Violation of conservation of angular momentum

You cannot consistently consider a charged particle without considering its electromagnetic field as well. A system of charged particles plus their field is “closed” and its energy, momentum, and angular momentum are conserved. Without the field it is not closed and these quantities are not conserved.

A single non-interacting charged particle does not transfer energy, momentum, or angular momentum to the field. This is calculable from the equations for its field. In its rest frame, the field is just an electrostatic Coulomb field.

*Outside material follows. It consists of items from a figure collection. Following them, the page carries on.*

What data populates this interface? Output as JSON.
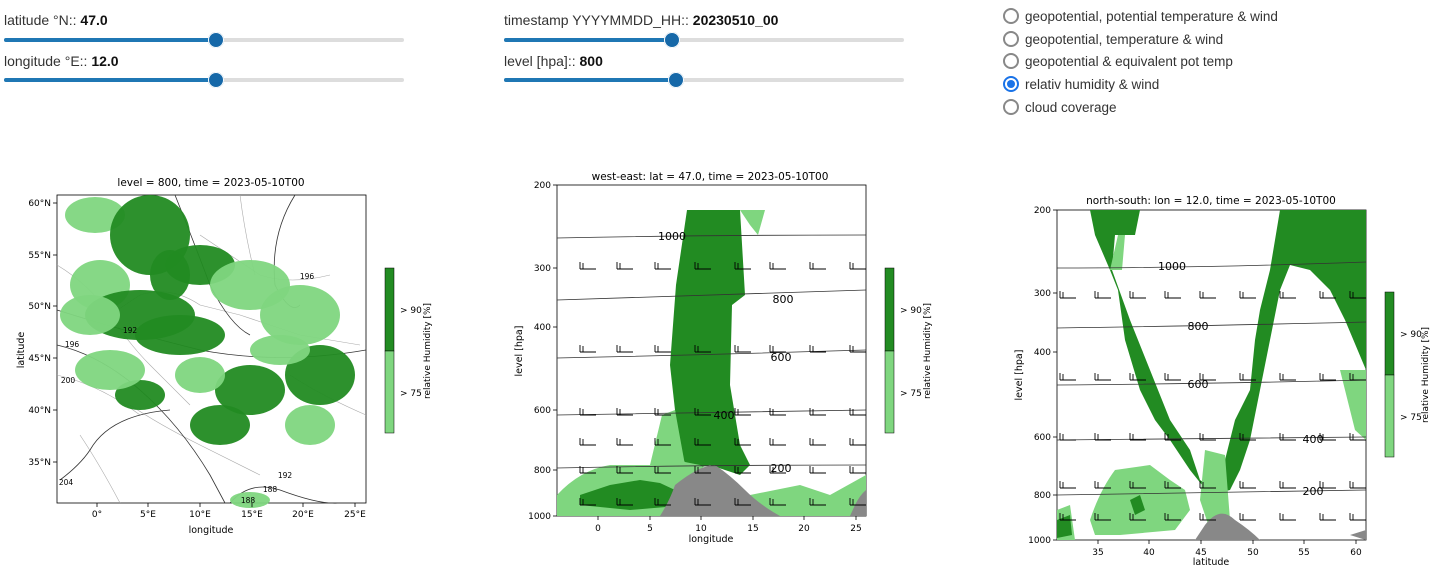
{
  "controls": {
    "latitude": {
      "label": "latitude °N:: ",
      "value": "47.0",
      "fraction": 0.53
    },
    "longitude": {
      "label": "longitude °E:: ",
      "value": "12.0",
      "fraction": 0.53
    },
    "timestamp": {
      "label": "timestamp YYYYMMDD_HH:: ",
      "value": "20230510_00",
      "fraction": 0.42
    },
    "level": {
      "label": "level [hpa]:: ",
      "value": "800",
      "fraction": 0.43
    }
  },
  "radio_options": [
    {
      "label": "geopotential, potential temperature & wind",
      "selected": false
    },
    {
      "label": "geopotential, temperature & wind",
      "selected": false
    },
    {
      "label": "geopotential & equivalent pot temp",
      "selected": false
    },
    {
      "label": "relativ humidity & wind",
      "selected": true
    },
    {
      "label": "cloud coverage",
      "selected": false
    }
  ],
  "colors": {
    "accent": "#1f77b4",
    "rh_high": "#228b22",
    "rh_mid": "#7fd67f",
    "terrain": "#888888"
  },
  "chart_data": [
    {
      "type": "heatmap",
      "title": "level = 800, time = 2023-05-10T00",
      "xlabel": "longitude",
      "ylabel": "latitude",
      "xticks": [
        "0°",
        "5°E",
        "10°E",
        "15°E",
        "20°E",
        "25°E"
      ],
      "yticks": [
        "35°N",
        "40°N",
        "45°N",
        "50°N",
        "55°N",
        "60°N"
      ],
      "contour_labels": [
        "192",
        "196",
        "200",
        "204",
        "188",
        "188",
        "192",
        "196"
      ],
      "colorbar": {
        "label": "relative Humidity [%]",
        "levels": [
          "> 75",
          "> 90"
        ]
      }
    },
    {
      "type": "heatmap",
      "title": "west-east: lat = 47.0, time = 2023-05-10T00",
      "xlabel": "longitude",
      "ylabel": "level [hpa]",
      "x": [
        0,
        5,
        10,
        15,
        20,
        25
      ],
      "y": [
        200,
        300,
        400,
        600,
        800,
        1000
      ],
      "contour_labels": [
        "1000",
        "800",
        "600",
        "400",
        "200"
      ],
      "colorbar": {
        "label": "relative Humidity [%]",
        "levels": [
          "> 75",
          "> 90"
        ]
      }
    },
    {
      "type": "heatmap",
      "title": "north-south: lon = 12.0, time = 2023-05-10T00",
      "xlabel": "latitude",
      "ylabel": "level [hpa]",
      "x": [
        35,
        40,
        45,
        50,
        55,
        60
      ],
      "y": [
        200,
        300,
        400,
        600,
        800,
        1000
      ],
      "contour_labels": [
        "1000",
        "800",
        "600",
        "400",
        "200"
      ],
      "colorbar": {
        "label": "relative Humidity [%]",
        "levels": [
          "> 75",
          "> 90"
        ]
      }
    }
  ]
}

Only fields with both electric and magnetic components transfer energy, momentum, and angular momentum from place to place.

Interacting particles accelerate, causing the field to have a magnetic part, as seen in the Lienard-Wiechert potentials. Then the Poynting vector is nonzero and energy (and also momentum and angular momentum) flows through the electromagnetic field.


The case of two charges that magnetically interact can be discussed in a much simpler manner. We are all familiar with the concept of potential energy and know that kinetic energy is not separately conserved : only the sum of kinetic and potential energy is. In special relativity energy is the time component of four momentum. For the same reason kinetic energy is linked to kinetic momentum , potential energy is connected to potential momentum. The electromagnetic vector potential should thus be seen as producing potential momentum. While kinetic momentum, $m\bf v$, is not conserved, the sum of kinetic and potential momentum, $m{\bf v} + q\bf A$, is conserved in the case of two magnetically interacting charges.